This vote was on killing an amendment by Judd Gregg, R-N.H., that would have required certification that all new spending in the health care overhaul law be paid for by means other than reducing Medicare funding. The amendment was offered to a bill that would revise a major health care and student loan overhaul law cleared by the House the night before. A bill is “cleared” when one chamber of Congress passes a bill that has already been passed by the other chamber; once a bill is “cleared” it is sent to the president. The law being changed aims to expand the availability of health care coverage for some 31 million Americans that are not currently covered.
Gregg said the health care law pays for some of its health insurance expansion through cutting $520 billion in Medicare-related spending. This occurs principally because the law eliminates a program known as Medicare Advantage. Medicare Advantage is an HMO plan – where a person receives comprehensive health care coverage, but must use a certain pre-approved network of doctors, hospitals and pharmacies. It is slightly more comprehensive than traditional Medicare “fee for service” plans, but also costs more money, which critics say goes to line insurers’ pockets.

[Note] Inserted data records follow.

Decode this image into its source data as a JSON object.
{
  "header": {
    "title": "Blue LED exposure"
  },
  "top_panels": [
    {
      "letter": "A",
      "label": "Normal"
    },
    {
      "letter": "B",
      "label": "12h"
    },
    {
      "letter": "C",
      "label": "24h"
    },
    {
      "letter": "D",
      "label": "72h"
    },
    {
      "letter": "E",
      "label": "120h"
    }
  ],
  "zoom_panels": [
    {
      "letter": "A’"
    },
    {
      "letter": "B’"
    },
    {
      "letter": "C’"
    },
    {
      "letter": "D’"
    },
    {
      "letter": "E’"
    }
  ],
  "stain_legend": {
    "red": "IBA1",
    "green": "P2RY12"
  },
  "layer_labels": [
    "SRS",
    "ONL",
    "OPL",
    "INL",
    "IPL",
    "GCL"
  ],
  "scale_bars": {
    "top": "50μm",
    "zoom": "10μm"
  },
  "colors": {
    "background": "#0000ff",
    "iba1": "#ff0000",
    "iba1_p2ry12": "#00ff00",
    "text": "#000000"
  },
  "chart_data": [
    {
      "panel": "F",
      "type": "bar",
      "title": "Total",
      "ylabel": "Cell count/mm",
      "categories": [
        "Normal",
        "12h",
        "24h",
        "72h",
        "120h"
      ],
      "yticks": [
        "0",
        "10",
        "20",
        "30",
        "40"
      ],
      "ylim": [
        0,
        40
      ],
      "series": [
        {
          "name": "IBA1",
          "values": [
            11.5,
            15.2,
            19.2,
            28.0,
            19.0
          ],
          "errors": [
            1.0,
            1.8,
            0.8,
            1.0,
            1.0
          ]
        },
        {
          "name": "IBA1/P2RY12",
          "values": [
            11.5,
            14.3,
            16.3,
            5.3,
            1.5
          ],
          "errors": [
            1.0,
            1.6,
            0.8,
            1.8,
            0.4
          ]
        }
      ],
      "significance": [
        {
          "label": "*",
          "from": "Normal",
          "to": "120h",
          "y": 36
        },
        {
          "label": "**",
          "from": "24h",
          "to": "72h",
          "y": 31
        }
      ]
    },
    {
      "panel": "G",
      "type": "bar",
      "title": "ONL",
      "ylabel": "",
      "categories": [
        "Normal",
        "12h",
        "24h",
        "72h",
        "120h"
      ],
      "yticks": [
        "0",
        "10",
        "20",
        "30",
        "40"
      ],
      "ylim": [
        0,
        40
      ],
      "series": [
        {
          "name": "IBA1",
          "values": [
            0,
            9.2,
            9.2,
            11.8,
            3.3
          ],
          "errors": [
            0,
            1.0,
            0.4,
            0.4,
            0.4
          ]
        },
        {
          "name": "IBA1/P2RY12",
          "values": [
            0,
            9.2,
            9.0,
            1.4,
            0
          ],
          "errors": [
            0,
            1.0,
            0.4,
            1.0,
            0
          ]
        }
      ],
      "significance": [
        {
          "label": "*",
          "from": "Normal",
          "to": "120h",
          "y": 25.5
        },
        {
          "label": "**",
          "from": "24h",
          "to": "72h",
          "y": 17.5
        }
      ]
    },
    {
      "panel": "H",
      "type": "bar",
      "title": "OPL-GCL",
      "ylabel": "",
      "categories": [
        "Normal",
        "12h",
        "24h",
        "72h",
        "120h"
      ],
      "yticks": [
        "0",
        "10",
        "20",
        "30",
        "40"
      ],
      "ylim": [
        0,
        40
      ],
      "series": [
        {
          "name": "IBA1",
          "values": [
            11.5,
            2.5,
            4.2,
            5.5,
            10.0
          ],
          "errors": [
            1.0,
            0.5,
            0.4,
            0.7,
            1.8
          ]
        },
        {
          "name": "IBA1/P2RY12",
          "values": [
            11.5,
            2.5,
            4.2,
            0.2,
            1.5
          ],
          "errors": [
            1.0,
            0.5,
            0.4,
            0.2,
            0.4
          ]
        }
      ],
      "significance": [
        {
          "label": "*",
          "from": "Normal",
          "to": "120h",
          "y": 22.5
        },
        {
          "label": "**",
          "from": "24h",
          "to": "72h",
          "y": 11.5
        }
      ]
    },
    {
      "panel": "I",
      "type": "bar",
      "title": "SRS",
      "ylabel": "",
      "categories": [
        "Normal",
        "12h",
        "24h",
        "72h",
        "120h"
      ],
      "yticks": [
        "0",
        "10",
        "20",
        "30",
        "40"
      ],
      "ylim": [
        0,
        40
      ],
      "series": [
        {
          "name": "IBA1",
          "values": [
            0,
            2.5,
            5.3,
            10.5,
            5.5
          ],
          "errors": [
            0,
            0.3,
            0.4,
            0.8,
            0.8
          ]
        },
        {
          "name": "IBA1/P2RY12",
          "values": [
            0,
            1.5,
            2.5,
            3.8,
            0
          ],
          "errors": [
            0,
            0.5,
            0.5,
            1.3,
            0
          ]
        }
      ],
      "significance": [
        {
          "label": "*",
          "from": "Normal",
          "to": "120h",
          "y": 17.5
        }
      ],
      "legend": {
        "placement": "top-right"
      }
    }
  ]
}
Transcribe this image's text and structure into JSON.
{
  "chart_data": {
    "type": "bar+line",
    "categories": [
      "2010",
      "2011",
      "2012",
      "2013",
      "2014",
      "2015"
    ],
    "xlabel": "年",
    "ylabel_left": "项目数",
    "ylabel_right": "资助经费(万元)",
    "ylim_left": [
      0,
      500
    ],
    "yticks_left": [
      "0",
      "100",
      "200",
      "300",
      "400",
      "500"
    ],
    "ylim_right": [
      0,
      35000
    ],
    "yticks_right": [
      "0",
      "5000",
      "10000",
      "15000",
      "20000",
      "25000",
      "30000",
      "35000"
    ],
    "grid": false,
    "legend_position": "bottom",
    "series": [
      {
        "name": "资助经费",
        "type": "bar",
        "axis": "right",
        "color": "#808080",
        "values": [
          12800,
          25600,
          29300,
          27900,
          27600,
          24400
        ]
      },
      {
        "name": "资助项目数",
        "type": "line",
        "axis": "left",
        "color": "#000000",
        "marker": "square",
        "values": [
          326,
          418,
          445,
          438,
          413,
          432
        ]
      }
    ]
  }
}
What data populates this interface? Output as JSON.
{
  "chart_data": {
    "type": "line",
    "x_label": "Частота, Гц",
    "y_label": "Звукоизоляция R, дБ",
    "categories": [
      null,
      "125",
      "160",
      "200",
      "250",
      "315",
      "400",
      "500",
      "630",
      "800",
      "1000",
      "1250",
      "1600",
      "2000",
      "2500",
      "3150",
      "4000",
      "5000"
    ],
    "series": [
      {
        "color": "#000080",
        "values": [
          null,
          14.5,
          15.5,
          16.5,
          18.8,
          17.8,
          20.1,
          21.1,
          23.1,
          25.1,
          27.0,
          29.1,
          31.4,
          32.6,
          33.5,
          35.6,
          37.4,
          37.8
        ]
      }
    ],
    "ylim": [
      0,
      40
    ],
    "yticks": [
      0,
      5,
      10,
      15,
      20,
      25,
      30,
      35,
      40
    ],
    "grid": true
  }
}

“That money is then taken and used to create new entitlements for people who are not seniors and who have, for the most part, not paid into the Medicare trust fund. That is wrong. Medicare is in serious trouble. We should use the Medicare savings in this bill for the purposes of making Medicare more solvent. That is exactly what this amendment does. It keeps Medicare savings in the Medicare trust fund and uses them to make Medicare more solvent,” Gregg said.
Baucus said Gregg’s is a “killer amendment” because it is “designed to prevent spending.”
“That means it will take away tax credits to middle Americans to help them buy insurance. This amendment would take it away. It would kill the assistance to seniors for prescription drugs. It would take that away. It would take away assistance to States. That is why it is a killer amendment,” Baucus said. “I proudly support this bill. Why? This bill reduces insurance costs for working-class and middle-class Americans, expands Medicare prescription drug coverage to more than 3 million seniors, provides immediate tax credits for nearly 4 million small businesses, stops $6 billion in annual government subsidies for banks, and puts money into college grants for students and their families.”
By a vote of 56-42, the motion to kill the amendment was agreed to. All but two Democrats present voted to kill the amendment. Every Republican present voted against killing it. The end result is that the health care reconciliation bill went forward without language that would have required certification that all new spending in the health care overhaul be paid for from sources other than Medicare funding.